A part of this distaste for liberty arises from confusion about three different senses of the same term. In a famous essay on liberty, “Two Concepts of Liberty,” Isaiah Berlin distinguishes negative liberty and positive liberty.[1] This duality feels natural to European thinkers, whose gravitational pull seems primarily to point to the state, the North Pole of Continental thought. Negative freedom is, Berlin suggests, freedom from outside coercion, perhaps even release from all “fetters” and laws and regulations. But positive freedom is the action of the state to lift up the poor and the handicapped so that they might enjoy the fruits of freedom. Positive freedom comes from the aid of the state. On the Continent especially, the indispensable duality seems to be individual and state. Continental liberals often picture the state as the great threat to liberty. Continental social democrats, socialists, communists (and the Nazis and Fascists too) have tended to see the state as the great enabler of liberty.
On the American side of the Atlantic, however, the first reflex in thinking of liberty is to differentiate between two inward pulls of the human heart. The first is toward following animal liberties, wherever instinct leads. The second is to aim at human self-government over our animal instincts, so as to give rein to the higher human powers of self-reflection and deliberate choice.
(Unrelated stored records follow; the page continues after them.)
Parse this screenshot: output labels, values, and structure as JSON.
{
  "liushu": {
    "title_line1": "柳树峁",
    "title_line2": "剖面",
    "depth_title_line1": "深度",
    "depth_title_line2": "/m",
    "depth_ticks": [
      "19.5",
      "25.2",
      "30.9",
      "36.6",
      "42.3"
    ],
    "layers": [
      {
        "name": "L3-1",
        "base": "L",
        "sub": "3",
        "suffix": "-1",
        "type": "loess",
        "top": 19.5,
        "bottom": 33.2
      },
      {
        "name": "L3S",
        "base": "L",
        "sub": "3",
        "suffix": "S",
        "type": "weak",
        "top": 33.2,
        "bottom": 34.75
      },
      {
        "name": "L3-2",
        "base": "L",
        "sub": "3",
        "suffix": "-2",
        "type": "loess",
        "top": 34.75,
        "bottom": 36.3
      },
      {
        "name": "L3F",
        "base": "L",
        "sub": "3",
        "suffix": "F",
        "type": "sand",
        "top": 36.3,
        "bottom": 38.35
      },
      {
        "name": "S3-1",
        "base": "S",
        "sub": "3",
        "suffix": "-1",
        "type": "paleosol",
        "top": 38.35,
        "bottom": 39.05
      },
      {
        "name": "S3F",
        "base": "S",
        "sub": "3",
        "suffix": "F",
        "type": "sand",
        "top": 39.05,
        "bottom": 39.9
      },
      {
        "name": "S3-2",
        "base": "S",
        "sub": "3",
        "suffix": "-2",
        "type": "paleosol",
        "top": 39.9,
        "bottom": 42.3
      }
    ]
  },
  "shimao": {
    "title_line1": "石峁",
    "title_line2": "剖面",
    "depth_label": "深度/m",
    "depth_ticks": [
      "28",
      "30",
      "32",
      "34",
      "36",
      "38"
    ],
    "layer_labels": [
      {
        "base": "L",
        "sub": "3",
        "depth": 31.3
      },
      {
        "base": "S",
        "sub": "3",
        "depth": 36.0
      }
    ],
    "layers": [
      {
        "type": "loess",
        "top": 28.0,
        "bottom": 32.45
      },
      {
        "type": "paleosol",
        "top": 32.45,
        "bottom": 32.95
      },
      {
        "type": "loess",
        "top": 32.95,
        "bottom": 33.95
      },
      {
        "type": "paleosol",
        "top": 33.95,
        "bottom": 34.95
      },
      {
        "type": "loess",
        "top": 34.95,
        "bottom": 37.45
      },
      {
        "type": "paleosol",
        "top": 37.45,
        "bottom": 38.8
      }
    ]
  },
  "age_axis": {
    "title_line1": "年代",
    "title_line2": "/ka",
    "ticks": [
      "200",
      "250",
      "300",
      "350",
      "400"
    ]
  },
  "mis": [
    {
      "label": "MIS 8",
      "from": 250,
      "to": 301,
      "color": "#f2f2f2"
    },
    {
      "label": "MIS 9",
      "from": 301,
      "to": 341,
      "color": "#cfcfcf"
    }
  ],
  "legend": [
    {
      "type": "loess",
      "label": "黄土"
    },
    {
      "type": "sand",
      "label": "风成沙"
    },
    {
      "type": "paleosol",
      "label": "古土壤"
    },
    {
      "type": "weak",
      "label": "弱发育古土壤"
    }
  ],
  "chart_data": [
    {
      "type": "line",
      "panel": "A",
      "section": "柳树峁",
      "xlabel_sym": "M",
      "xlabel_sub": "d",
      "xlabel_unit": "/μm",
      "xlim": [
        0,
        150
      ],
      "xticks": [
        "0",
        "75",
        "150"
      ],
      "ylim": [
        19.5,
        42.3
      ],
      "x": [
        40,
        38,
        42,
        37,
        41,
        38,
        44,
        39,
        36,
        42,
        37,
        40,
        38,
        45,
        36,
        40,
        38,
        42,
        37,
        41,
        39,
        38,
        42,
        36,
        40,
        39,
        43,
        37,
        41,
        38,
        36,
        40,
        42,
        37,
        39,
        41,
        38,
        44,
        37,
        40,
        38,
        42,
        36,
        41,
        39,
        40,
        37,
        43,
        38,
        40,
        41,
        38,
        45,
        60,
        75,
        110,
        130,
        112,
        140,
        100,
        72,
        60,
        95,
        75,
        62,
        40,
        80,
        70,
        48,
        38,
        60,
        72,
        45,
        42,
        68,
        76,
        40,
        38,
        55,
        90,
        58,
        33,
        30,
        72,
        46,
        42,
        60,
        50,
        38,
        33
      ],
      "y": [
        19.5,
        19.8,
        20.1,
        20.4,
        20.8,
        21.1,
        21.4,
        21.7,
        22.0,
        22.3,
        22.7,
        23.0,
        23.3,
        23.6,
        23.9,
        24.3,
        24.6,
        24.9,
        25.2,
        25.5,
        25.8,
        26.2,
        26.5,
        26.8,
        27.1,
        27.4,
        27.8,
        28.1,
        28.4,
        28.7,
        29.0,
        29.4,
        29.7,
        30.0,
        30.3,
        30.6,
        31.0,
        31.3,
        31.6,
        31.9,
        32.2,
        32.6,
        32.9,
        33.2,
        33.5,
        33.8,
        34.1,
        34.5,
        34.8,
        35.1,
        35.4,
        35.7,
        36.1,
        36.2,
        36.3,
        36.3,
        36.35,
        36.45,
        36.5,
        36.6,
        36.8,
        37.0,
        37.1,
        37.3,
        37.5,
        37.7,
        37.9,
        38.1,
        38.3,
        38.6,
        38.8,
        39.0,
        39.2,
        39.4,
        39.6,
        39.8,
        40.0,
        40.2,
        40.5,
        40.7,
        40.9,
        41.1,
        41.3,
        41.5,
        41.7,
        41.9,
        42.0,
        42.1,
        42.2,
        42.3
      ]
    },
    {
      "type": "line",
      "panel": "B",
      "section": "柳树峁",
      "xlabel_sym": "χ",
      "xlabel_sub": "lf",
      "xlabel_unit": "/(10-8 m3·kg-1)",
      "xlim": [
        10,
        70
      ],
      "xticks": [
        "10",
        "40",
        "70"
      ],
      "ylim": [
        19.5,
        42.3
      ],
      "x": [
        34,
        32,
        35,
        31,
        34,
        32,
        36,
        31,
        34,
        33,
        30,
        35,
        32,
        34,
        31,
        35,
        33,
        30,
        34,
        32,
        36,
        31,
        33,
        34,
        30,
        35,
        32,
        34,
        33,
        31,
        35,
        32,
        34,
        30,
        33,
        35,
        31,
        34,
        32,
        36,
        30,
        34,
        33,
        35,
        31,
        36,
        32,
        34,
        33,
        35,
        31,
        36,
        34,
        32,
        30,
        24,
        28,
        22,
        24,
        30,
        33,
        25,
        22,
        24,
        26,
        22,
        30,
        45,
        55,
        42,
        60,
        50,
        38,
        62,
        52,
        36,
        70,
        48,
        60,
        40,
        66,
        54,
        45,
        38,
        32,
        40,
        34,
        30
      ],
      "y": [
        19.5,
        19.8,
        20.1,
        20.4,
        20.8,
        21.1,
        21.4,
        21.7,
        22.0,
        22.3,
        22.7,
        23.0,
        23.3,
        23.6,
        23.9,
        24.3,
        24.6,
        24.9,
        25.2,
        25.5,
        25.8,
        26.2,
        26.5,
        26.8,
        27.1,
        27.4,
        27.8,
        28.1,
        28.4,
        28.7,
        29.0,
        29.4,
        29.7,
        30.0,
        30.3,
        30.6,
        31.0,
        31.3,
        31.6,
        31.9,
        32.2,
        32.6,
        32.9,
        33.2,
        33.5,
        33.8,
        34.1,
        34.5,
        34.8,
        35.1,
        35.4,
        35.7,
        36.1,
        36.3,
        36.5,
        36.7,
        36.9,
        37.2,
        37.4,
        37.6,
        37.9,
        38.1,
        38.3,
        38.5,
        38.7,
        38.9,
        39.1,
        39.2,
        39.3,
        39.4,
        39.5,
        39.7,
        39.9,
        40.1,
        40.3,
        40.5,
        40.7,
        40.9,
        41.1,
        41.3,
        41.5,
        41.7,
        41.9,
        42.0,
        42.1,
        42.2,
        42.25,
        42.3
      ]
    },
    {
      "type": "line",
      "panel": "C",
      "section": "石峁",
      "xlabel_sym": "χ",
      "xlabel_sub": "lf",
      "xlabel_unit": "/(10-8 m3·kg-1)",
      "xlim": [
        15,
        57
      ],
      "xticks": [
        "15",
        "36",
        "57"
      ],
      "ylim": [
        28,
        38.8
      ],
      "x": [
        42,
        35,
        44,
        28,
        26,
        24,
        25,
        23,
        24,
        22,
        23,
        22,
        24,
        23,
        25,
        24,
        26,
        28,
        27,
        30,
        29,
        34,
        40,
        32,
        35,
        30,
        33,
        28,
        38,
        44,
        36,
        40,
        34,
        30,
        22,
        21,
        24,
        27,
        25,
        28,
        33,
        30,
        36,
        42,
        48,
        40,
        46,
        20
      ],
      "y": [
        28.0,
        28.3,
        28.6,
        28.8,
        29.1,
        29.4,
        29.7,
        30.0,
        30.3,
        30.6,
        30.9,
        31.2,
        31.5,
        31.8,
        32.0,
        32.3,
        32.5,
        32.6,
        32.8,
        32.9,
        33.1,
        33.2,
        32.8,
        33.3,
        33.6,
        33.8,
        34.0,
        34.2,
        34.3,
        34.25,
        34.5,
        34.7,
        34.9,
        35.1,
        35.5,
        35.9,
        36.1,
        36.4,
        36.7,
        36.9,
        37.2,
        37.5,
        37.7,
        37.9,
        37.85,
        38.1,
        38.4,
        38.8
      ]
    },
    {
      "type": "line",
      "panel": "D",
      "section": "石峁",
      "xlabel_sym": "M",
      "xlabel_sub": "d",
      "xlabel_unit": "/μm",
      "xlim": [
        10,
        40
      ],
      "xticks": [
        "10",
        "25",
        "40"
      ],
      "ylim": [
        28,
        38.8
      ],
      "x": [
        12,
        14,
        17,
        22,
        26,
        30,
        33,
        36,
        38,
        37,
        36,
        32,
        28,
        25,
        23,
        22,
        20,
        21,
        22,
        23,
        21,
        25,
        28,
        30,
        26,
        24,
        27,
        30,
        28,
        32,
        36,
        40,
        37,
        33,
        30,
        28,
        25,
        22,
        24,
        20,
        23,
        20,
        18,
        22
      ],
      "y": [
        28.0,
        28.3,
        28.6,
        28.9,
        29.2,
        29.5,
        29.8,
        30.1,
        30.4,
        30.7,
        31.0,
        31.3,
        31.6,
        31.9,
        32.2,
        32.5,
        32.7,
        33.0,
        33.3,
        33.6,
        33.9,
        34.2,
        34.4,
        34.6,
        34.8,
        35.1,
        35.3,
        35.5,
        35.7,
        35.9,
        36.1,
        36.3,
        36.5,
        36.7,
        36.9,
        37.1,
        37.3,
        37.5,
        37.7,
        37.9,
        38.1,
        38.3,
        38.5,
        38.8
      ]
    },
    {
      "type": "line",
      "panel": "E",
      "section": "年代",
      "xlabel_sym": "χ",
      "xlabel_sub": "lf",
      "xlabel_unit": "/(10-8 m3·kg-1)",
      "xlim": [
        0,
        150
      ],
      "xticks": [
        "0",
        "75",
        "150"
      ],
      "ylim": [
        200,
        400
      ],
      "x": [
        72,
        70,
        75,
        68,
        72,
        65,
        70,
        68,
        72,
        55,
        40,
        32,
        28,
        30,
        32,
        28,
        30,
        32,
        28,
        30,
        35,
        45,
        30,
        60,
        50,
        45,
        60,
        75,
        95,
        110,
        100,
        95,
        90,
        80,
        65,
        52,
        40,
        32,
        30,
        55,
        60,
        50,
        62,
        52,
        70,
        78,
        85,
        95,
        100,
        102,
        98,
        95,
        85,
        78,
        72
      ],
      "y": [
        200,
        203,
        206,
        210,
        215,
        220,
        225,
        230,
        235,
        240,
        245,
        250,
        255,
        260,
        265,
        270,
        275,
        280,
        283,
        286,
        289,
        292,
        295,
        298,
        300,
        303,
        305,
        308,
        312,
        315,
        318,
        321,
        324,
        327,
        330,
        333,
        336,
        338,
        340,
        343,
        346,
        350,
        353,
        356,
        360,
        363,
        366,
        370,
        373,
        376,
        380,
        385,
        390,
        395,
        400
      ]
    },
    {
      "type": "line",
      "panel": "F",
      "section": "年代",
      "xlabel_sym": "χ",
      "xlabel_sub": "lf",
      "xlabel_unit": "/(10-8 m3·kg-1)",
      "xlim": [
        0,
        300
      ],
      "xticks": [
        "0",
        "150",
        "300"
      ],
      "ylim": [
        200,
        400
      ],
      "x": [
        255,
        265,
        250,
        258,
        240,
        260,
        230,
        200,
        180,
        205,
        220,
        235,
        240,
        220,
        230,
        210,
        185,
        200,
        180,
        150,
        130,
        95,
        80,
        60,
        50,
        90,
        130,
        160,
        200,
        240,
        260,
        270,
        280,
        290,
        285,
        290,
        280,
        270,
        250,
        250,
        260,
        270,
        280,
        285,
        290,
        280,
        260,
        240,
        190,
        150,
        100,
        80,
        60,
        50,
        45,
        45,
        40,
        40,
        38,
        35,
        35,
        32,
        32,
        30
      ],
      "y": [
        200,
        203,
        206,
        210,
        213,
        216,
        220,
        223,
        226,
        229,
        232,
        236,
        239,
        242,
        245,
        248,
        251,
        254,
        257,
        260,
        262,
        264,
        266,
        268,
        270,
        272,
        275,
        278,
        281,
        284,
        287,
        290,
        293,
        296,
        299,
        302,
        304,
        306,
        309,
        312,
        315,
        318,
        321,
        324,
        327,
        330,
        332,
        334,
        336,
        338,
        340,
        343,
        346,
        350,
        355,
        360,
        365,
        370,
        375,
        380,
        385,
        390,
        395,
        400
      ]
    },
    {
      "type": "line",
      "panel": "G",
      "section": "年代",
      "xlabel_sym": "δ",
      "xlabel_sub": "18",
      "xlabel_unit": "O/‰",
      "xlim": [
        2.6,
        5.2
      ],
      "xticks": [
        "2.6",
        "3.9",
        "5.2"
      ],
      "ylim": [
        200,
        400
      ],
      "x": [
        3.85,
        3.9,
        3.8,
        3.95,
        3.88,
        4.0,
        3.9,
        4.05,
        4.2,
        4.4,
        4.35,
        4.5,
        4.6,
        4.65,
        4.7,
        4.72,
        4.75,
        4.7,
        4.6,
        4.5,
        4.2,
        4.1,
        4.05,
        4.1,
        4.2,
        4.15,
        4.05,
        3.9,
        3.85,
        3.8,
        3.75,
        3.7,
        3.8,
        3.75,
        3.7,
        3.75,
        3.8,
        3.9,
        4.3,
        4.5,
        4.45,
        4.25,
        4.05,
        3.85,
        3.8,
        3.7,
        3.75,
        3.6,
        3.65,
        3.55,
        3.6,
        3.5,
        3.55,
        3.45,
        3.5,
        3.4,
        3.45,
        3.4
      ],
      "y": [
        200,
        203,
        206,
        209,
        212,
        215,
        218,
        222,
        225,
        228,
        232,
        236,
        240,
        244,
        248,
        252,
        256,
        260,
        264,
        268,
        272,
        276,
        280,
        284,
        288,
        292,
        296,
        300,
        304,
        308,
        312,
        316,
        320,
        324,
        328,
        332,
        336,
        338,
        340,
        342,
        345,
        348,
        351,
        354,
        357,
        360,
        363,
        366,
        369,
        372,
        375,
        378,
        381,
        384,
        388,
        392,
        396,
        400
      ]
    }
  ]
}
On this side of the water, the essential duality seems to be animal liberty (the liberty to give rein to animal instincts) versus human liberty, such as that reflected in the Statue of Liberty: Liberty under the torch of reflection and light, held aloft by the lady’s one arm, and liberty under the book of the law, which is held under the lady’s other arm. Liberty as internalized self-control, as in the lines from the second stanza of “America the Beautiful”:
Confirm thy soul in self-control Thy liberty in law.
Alexis de Tocqueville observed many things that Americans would not do, even though they were permitted in the law, because these were forbidden by a religion more demanding than the civil law.[2] The Americans, he explained, distinguished the liberty of animals from the liberty proper to humans as humans.[3] Humans were expected to master their animal instincts, and to live according to reason and religion, beyond the capacities of the other animals.
The less a people is able to trust the self-government of its own citizens, the tighter it will insist government controls must be – the more it will treat its citizens as animals in need of constant restraint from above. And it will leave its victims tied down under the new soft despotism that Tocqueville dreaded, but could foresee.
[1] Isaiah Berlin, “Two Concepts of Liberty” (1958), in Four Essays on Liberty (Oxford: Oxford University Press, 1969).
[2] Tocqueville, Democracy in America, Vol. 1 (1835), chap. 17, pt. 2: “How is it possible that society should escape destruction if the moral tie be not strengthened in proportion as the political tie is relaxed? And what can be done with a people which is its own master, if it be not submissive to the Divinity?”
[3] Ibid., chap. 2, pt. 2: “There is a liberty of a corrupt nature which is effected both by men and beasts to do what they list, and this liberty is inconsistent with authority, impatient of all restraint; by this liberty ‘sumus omnes deteriores’: ‘tis the grand enemy of truth and peace, and all the ordinances of God are bent against it. But there is a civil, a moral, a federal liberty which is the proper end and object of authority; it is a liberty for that only which is just and good.”